Marie Antoinette (3/10)
by Tony Medley
You can learn many things if
you stay alert during a movie. Tonight, for example, I discovered that
there are 9 small lights on the floor at the end of the back row of the
first section; that there were only eight people sitting in the entire
first section; that the guy behind me hadn’t bathed in a week.
There are many other fine
tidbits I could pass along about how I spent my time last night. Get the
picture? If Sofia Coppola isn’t the queen of slow, she’s the princess of
bore. I got that message with “Lost in Translation,” (2003) but she
proves it with this biopic of the last French Queen, based on a book by
Antonia Fraser. If you want to know what superficial is, see this film.
Coppola also wrote the script, but the script couldn’t be more than ten
pages in length because there isn’t much dialogue, and what dialogue
there is consists of things like Marie saying, “There must be something
we can do to relieve their suffering,” when told that the Frenchies had
a quality of life that was barely above zero.
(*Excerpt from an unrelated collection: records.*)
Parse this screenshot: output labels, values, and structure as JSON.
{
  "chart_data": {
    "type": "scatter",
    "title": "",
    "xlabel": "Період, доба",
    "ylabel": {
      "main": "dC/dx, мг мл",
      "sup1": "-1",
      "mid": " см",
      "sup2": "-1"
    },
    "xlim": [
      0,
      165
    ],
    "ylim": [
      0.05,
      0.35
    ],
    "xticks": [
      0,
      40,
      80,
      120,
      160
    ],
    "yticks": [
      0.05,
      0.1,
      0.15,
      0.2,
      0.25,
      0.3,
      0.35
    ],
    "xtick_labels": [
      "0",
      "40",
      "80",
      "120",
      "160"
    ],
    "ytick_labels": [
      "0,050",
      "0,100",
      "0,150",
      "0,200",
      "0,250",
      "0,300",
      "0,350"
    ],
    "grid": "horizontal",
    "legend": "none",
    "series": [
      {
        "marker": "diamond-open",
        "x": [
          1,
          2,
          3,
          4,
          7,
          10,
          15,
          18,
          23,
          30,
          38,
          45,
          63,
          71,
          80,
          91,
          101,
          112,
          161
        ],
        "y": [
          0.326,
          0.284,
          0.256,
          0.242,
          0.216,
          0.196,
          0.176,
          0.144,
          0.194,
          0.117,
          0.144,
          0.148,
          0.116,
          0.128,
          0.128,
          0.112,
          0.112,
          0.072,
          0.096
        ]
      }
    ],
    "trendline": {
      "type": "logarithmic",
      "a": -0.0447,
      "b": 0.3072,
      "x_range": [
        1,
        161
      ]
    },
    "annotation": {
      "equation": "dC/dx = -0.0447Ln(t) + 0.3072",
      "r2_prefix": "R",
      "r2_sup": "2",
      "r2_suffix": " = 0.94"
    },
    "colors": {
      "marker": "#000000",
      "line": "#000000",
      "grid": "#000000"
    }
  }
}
Want an example of slow and
boring? Many abound. There’s a scene of Marie and two of her courtiers
walking up a huge flight of steps that look as if they are as tall as
UCLA’s Janss Steps (95 brick steps leading up from the Men’s Gym to the
main part of campus). We see them walk up the entire flight, which takes
at least a minute, if not longer. There is not one iota of reason for
this scene, except to take up time.
She throws in a gratuitous
shot of Marie’s lover, the Swedish Count Fersen (Jamie Dornan), on a
horse dressed up like Napoleon (who was only 20 at the time of the
storming of the Bastille in 1989, which is the time period of the film
as Marie lost her head in 1893), rearing his horse up on its backlegs
like the famous painting of Napoleon crossing the Alps by Jacques Louis
David. If there’s a point here, it was beyond me.
Of course, that occurs in
about the last ten minutes of the film. The first one hour 35 minutes
may be summed up by a line that Sofia penned herself (although she took
it from the diary of King Louis XVI, played as a fool by Jason
Schwartzman). Describing the wedding night, someone says, “Nothing
happened,” which is an apt epitaph for this film.
Although she’s been in more
than her share of dogs (“Elizabethtown,” 2005, “Mona Lisa Smile,” 2003,
and The Spider-man cartoons; I know they weren’t cartoons, they just
look, play, sound like, and have the intellectual level of, cartoons),
she has been in some films I enjoyed, like 2004’s “Wimbledon,” and
“Eternal Sunshine of the Spotless Mind.” I actually liked her in “Marie
Antoinette.” But the film is so shallow that even an actress I like
can’t save it.
That said, Dunst is a charter
member of the Sean Penn School. Her crying scene sans tears looks almost
like she’s laughing. If I’ve said it once, I’ve said it many, many
times; if your actor can’t cry tears on cue, cut the crying scenes.
The only reason this doesn’t
get the lowest rating possible is because it is a very good travelogue,
since Coppola was given unusual access to film at Versailles, and the
other locations are gorgeous. They don’t justify having to sit through
this turkey, though. Because of “Lost in Translation,” Sofia’s name was
already on my “avoid” list. Now it’s irremovable. I don’t’ think anyone
who could pen and direct movies like the ones for which she has been
responsible could ever understand pace. Despite its sumptuous production
design (KK Barrett) and cinematography (Lance Acord), this is
grotesquely superficial, slow, and boring.